Below is the high-level component architecture of the Vision RAG template.
See the architecture diagram in [backend/docs/architecture.md](backend/docs/architecture.md). It focuses on the core indexing and retrieval flows for clarity.

- __`api/app.py`__ and `api/routers/*`__: Modular FastAPI application (routers: `meta`, `retrieval`, `indexing`, `maintenance`).
- __`backend.py`__: Thin entrypoint that boots `api.app.create_app()`.
- __`clients/qdrant.py`__: `QdrantService` manages collection, indexing, multivector retrieval, and MinIO integration.
- __`clients/minio.py`__: `MinioService` for image storage/retrieval with batch operations and public-read policy.
- __`clients/colpali.py`__: HTTP client for a ColPali-style embedding API (queries, images, patch metadata).
- __`config.py`__: Centralized configuration via environment variables.

Additionally:

- __`api/utils.py`__: Shared helpers for the API (e.g., PDF→image conversion used by the indexing route).

__Indexing flow__:

1) PDF -> images via `pdf2image.convert_from_path`
2) Images -> embeddings via external ColPali API
3) Images saved to MinIO (public URL)
4) Embeddings (original + mean-pooled rows/cols) upserted to Qdrant with payload metadata

__Retrieval flow__:

1) Query -> embedding (ColPali API)
2) Qdrant multivector prefetch (rows/cols) + re-ranking using `using="original"`
3) Fetch images from MinIO for top-k pages
4) Frontend chat API streams OpenAI Responses conditioned on user text + page images

## Features

- __Page-level, multimodal RAG__: stores per-page images, uses image-token pooling for robust retrieval
- __FastAPI endpoints__: OpenAPI docs at `/docs`; endpoints for indexing, search, and maintenance
- __Dockerized__: one `docker-compose up -d` brings up Qdrant, MinIO and the API
- __Configurable__: all knobs in `.env`/`config.py`
- __Optional binary quantization__: enable Qdrant binary quantization with env flags; supports rescore/oversampling.

## New Frontend

Screenshots of the current UI. Pages: Home, Upload, Search, AI Chat, Maintenance, and About.





Home

Home screen


Upload

Upload screen




Search

Search screen


Chat

Chat screen




Maintenance

Maintenance screen


About

About screen



> Frontend is basic by design (no auth, i18n, SSR caching, or advanced routing) and off-course subject to change. It’s a scaffold for you to extend.

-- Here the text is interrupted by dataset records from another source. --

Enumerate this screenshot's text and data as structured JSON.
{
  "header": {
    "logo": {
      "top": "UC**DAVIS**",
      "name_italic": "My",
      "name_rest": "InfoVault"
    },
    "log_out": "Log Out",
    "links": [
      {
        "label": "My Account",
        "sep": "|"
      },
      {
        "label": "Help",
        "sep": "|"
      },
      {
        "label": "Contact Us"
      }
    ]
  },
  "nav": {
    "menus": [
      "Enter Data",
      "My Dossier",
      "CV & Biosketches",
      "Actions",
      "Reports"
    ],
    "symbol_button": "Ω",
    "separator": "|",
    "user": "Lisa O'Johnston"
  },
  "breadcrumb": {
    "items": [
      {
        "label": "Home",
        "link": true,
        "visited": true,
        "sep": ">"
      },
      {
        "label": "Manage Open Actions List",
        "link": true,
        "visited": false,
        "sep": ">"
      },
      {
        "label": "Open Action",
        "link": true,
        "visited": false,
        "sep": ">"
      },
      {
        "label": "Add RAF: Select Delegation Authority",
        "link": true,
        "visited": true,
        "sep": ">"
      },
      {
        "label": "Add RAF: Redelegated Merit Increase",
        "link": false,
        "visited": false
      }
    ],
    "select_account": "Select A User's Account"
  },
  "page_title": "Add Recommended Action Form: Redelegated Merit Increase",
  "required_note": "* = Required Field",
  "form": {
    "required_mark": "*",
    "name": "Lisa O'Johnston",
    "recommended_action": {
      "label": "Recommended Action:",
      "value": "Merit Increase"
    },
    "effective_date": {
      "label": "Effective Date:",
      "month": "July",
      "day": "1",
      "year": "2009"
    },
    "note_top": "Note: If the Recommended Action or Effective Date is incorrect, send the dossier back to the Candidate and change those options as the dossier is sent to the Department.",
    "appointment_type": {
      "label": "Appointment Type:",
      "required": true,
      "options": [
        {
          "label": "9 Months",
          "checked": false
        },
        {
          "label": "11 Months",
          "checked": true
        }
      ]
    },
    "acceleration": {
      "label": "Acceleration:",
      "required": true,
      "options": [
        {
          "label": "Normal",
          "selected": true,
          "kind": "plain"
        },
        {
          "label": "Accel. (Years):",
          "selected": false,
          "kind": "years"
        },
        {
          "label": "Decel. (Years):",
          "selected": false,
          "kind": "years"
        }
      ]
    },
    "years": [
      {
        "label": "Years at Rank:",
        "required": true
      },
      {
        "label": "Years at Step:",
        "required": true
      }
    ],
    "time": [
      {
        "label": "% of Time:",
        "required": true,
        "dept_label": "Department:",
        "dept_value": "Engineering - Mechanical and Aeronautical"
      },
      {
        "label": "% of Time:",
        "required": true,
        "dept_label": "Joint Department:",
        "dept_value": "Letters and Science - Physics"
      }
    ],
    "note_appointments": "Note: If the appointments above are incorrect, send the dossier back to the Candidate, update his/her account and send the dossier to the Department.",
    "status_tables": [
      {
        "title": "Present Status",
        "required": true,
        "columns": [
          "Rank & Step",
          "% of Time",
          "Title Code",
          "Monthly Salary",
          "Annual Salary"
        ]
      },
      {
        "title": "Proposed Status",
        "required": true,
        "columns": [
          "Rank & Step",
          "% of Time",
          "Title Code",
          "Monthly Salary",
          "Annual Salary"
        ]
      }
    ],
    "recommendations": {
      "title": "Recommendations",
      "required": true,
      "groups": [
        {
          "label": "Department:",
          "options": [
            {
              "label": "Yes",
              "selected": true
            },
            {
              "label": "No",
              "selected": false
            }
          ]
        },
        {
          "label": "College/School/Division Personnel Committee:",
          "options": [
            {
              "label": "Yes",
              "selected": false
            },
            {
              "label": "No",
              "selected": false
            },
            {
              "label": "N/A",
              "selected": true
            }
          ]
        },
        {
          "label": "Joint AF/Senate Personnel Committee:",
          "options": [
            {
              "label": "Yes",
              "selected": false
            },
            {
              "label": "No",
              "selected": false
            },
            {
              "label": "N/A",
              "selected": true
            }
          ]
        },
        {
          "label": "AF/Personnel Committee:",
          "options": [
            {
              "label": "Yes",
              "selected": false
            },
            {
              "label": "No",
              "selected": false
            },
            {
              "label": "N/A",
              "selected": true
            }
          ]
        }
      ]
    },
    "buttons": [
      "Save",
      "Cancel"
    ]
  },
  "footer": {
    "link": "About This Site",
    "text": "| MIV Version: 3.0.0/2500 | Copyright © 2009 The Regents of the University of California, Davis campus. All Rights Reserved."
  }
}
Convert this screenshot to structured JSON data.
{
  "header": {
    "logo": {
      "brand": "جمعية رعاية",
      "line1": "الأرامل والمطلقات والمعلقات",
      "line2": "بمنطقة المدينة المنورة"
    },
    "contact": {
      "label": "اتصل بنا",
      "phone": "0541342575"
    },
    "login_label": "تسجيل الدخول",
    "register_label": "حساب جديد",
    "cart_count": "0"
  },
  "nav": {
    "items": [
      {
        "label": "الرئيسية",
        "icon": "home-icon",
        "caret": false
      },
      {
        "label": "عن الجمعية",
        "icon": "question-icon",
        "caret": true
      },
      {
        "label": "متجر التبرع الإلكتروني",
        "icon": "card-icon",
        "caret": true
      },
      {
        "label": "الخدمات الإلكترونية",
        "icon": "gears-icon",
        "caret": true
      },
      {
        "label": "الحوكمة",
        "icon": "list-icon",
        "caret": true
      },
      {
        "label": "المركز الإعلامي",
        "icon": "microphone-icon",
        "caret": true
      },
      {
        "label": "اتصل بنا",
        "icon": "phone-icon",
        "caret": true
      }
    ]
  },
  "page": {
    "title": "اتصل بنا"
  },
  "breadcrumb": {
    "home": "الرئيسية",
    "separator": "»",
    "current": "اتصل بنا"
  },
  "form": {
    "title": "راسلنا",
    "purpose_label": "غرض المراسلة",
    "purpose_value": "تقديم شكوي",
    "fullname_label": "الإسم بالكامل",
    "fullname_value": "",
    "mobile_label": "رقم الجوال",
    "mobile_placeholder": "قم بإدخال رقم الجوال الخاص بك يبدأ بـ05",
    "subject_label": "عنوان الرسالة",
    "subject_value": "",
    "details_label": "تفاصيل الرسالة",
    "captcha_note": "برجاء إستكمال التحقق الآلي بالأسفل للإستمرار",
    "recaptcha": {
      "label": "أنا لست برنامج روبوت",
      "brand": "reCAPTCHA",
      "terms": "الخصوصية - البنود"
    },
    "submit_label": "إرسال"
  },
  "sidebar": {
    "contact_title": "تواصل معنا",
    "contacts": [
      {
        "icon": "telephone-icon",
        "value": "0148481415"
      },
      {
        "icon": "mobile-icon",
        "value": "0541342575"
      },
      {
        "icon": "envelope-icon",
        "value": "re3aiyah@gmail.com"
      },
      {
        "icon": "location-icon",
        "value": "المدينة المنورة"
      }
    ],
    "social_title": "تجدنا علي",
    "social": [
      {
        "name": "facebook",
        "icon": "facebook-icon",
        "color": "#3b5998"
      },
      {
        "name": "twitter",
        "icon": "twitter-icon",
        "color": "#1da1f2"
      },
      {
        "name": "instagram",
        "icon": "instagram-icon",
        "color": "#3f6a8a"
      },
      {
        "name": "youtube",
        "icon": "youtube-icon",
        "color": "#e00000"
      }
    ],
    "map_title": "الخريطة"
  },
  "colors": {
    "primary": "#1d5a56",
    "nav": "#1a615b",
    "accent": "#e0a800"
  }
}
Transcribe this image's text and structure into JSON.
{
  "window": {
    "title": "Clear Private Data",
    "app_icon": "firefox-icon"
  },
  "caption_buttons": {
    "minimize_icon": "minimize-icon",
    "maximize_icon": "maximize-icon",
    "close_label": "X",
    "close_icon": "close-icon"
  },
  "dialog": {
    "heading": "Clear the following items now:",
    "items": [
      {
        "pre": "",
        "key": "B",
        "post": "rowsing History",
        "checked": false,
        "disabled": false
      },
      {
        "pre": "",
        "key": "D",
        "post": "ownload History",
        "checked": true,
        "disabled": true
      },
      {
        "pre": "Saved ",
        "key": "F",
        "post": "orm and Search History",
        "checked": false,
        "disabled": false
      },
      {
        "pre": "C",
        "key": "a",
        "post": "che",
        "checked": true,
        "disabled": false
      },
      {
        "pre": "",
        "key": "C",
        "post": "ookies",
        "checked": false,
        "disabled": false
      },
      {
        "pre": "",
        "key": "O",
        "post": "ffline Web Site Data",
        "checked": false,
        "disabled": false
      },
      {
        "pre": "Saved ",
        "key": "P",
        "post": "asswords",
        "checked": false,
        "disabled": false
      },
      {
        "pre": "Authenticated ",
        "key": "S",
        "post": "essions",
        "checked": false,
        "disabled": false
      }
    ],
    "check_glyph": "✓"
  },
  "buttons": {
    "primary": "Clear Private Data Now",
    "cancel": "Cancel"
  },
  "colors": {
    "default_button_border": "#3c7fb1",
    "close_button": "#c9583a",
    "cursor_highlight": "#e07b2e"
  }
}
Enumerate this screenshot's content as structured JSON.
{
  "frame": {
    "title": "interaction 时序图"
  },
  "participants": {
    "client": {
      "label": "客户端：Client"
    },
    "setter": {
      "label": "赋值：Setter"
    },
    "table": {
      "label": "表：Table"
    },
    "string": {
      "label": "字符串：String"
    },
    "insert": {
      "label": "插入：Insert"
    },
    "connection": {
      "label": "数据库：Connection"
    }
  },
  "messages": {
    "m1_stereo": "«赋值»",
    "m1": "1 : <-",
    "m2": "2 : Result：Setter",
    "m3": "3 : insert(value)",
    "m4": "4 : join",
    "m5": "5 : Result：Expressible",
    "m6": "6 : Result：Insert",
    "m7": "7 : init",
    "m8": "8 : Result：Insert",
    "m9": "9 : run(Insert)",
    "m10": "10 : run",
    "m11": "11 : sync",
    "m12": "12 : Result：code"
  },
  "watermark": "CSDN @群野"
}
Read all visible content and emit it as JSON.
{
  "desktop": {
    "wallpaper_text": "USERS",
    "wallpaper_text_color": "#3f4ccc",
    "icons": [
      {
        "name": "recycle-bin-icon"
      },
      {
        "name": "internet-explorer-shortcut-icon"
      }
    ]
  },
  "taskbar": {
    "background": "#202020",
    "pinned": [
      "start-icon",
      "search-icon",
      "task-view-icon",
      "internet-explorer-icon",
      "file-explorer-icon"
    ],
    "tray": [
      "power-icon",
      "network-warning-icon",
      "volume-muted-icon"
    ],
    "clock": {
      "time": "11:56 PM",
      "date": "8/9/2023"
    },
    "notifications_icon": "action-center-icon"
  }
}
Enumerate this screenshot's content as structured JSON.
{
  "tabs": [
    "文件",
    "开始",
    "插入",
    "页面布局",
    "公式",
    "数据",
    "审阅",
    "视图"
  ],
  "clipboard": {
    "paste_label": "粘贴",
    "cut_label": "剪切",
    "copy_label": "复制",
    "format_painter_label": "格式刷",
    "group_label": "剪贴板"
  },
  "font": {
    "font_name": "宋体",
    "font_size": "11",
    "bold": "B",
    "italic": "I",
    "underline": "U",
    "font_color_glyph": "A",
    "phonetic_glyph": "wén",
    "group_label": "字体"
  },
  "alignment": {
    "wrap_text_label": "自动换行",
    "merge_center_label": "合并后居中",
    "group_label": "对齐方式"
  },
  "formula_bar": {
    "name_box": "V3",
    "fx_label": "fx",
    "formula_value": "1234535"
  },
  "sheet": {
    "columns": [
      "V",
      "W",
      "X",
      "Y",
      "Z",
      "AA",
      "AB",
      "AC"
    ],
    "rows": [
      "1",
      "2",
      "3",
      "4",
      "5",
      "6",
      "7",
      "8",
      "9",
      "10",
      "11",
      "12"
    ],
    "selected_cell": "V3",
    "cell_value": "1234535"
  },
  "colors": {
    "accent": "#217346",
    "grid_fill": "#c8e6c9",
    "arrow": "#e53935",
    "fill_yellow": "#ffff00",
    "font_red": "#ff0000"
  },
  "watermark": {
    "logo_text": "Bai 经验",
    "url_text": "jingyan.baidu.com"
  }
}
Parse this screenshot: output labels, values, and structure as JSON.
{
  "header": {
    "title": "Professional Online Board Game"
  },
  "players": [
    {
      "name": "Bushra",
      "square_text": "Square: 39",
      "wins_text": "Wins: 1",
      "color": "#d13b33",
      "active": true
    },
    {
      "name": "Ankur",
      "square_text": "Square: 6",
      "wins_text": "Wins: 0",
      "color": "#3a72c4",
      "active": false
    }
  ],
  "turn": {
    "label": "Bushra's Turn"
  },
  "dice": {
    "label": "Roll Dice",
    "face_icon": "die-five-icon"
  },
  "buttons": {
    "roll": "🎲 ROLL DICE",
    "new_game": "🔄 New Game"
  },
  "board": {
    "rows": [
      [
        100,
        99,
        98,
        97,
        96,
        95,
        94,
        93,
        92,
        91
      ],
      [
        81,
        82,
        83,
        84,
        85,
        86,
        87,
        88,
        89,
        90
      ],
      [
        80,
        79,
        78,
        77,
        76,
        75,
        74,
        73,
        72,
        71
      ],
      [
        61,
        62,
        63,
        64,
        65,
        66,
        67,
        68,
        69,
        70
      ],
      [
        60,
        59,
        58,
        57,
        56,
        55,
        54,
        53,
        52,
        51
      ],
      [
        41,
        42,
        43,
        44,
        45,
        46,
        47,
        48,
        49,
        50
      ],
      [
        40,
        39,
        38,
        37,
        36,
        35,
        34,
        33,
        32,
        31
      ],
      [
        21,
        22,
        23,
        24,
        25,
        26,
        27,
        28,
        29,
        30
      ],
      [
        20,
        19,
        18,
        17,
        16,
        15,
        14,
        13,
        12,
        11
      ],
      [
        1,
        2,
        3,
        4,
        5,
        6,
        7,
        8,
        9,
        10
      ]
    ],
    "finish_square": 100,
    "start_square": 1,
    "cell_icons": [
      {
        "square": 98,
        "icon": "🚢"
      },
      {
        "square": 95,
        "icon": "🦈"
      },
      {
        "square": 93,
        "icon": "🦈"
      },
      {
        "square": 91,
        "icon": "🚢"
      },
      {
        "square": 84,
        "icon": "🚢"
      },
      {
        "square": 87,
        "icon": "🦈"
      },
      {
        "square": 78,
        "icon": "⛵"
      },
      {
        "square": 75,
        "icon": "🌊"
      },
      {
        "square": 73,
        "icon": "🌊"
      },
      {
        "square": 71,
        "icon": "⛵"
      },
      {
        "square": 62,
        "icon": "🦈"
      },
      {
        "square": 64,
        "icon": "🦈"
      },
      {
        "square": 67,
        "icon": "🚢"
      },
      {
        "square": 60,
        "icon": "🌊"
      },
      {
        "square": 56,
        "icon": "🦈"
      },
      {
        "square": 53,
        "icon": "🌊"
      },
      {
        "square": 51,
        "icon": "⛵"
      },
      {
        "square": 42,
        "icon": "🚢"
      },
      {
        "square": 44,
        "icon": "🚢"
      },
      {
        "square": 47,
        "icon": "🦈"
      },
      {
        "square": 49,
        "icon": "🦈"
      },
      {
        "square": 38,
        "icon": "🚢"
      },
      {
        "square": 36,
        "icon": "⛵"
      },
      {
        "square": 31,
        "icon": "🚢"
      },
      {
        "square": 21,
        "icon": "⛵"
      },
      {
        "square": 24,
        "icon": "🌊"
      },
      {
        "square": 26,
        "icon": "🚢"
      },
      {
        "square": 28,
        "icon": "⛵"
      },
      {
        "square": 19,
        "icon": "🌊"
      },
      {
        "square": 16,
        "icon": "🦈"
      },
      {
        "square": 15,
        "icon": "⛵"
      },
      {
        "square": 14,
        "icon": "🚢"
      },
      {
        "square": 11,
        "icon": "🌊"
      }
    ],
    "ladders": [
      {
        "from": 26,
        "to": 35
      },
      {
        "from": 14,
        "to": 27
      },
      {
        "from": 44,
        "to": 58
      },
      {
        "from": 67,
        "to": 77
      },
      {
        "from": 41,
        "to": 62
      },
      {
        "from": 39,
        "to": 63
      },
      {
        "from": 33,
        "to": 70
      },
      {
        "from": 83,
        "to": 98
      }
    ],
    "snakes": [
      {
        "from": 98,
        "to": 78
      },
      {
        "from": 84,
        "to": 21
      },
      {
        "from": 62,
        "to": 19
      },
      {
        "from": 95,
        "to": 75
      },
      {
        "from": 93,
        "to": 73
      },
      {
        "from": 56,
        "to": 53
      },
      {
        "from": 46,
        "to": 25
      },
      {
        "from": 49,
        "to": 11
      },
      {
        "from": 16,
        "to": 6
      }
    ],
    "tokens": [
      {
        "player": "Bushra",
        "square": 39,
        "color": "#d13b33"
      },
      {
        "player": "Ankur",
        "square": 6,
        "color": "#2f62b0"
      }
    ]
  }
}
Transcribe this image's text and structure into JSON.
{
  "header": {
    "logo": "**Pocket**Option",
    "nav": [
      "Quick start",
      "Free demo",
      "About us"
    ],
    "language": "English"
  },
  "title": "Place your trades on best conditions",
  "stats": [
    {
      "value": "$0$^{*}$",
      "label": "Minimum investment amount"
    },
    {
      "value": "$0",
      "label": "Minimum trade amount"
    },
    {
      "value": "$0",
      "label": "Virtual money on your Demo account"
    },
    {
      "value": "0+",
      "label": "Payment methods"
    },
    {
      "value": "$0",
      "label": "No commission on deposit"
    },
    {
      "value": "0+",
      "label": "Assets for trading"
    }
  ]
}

## Tool calling and visual citations

This template includes vision-first RAG with streamed visual citations in chat. The Next.js chat API (`frontend/app/api/chat/route.ts`) emits a custom SSE event `kb.images` when retrieved images are attached to the model input.

When are images emitted?

- Tools OFF (tool calling disabled)

- Behavior: backend always runs document search before generating an answer.
- UI: Visual citations chip glows and the gallery shows the images.
- Tools ON (tool calling enabled)

- Behavior: backend calls the model with the `document_search` tool available.
- UI: If the model does not call the tool, no images are shown.

Notes

- Multiple `kb.images` events per assistant turn are supported; the UI appends and de‑duplicates by URL.
- Images are associated to the current assistant message to avoid mixing across turns during re‑renders or pagination.

How to test

1) Open Chat at `/chat`.
2) Toggle Tool Calling in the chat settings chip.
- OFF: ask a query like “What does the invoice say about due date?”; you should see the chip and image gallery.
- ON: ask a grounded query to induce a tool call (e.g., “Find diagrams about AI architecture”). Try a generic, non‑retrieval question to observe that no images are emitted when the tool is not used.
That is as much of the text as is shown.